The red-backed shrike (Lanius collurio) was once a familiar bird of English heathland, scrub, and farmland hedgerows but bred in the UK for the last time in 1988. Its extinction as a UK breeding bird — due to multiple converging pressures — represents one of the most significant recent avifaunal losses in Britain. Conservation efforts focus on habitat restoration and monitoring sporadic breeding attempts.
Biology and Ecology
Red-backed shrikes are summer visitors to Europe, wintering in sub-Saharan Africa. Males have a characteristic chestnut back, grey head, and black mask; females are brown with barring. They are insectivorous predators with the remarkable habit of impaling prey (large insects, small vertebrates) on thorns or barbed wire — creating a "larder" for later consumption. This behaviour — which gives shrikes their common name — is an adaptation for storing food during periods of prey scarcity.
Causes of UK Extinction as Breeding Bird
Multiple factors drove extinction in Britain:
- Loss of scrubby, structurally diverse farmland hedgerows — needed for nest sites and larder substrates
- Reduction in large insect prey availability through pesticide use and land drainage
- Loss of rough grassland and heath providing foraging habitat
- Climate-related changes to prey availability during the breeding season
- Egg collecting pressure historically
Current Status
Red-backed shrikes remain regular passage migrants in spring and autumn, with occasional breeding attempts — most often in southern England heathland. These breeding attempts are closely monitored by RSPB and county bird recorders. Site protection and habitat management in areas where breeding is attempted provide some conservation opportunity, but sustained breeding has not been re-established.
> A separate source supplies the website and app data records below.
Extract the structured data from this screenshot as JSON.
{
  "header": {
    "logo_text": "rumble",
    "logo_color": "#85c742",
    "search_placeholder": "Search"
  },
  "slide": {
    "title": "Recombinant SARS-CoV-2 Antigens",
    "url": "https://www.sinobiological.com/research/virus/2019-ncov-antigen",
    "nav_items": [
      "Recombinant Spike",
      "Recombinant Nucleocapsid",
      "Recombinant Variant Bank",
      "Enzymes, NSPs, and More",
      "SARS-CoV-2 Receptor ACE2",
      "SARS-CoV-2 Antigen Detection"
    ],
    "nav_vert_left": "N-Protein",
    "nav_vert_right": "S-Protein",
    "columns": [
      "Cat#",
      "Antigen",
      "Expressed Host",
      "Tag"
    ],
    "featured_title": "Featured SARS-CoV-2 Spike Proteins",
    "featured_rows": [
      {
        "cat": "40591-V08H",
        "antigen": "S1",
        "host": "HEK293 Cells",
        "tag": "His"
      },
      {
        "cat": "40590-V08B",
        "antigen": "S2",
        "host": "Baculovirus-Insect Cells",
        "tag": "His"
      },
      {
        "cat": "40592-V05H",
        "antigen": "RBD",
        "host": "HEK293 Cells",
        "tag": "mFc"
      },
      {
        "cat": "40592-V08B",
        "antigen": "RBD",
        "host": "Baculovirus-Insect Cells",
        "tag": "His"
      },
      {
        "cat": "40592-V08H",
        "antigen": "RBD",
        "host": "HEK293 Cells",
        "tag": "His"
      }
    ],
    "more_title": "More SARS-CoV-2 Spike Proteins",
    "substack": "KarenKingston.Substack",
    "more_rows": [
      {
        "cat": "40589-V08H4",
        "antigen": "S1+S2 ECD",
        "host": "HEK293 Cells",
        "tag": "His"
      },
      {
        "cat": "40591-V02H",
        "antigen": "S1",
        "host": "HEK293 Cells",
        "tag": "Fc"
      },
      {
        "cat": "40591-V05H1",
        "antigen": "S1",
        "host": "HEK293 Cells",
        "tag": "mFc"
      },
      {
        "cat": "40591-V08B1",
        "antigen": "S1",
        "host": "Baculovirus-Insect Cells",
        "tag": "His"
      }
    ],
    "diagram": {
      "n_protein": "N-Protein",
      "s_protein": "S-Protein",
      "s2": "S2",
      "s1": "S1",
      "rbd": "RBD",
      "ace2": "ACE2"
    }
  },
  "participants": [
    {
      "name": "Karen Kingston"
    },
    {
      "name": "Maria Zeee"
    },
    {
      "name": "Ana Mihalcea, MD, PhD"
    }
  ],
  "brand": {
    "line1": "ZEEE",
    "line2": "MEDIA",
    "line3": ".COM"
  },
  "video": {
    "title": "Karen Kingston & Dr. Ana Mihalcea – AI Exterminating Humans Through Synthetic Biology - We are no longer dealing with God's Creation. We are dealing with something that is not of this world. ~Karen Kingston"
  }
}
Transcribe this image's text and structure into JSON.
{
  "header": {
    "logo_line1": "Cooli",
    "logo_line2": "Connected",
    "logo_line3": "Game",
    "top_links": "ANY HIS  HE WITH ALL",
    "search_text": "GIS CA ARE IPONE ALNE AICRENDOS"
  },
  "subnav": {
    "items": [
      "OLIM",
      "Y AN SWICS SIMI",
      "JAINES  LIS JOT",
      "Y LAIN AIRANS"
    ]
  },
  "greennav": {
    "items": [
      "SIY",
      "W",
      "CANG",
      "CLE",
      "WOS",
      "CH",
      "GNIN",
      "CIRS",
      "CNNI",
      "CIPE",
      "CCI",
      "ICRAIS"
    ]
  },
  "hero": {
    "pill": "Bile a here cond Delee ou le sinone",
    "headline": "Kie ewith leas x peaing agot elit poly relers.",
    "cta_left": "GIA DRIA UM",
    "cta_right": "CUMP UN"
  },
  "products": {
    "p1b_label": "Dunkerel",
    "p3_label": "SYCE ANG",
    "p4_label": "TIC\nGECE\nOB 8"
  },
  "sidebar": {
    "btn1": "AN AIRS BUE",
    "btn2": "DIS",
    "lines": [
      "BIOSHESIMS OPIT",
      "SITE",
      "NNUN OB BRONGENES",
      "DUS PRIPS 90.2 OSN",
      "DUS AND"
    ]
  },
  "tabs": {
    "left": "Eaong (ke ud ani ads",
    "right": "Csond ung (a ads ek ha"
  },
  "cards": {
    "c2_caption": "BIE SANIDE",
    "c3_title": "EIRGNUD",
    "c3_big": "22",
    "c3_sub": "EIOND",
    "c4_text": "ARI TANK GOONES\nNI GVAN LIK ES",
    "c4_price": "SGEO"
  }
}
European and Global Status
Across much of Europe, red-backed shrike populations remain relatively healthy — populations in Germany, Poland, and parts of Scandinavia are stable or recovering. UK extinction reflects the particular severity of insect and habitat loss in British agricultural landscapes compared to less intensive continental systems.
Conservation and Welfare Implications
Creating the structural habitat diversity red-backed shrikes require — untidy hedgerows with thorny scrub, rough grassland with diverse insect communities — benefits a wide range of declining farmland species simultaneously. The shrike's requirements align closely with broader measures needed to reverse UK farmland biodiversity decline. Any breeding attempts that are discovered must be protected from disturbance and nest robbing.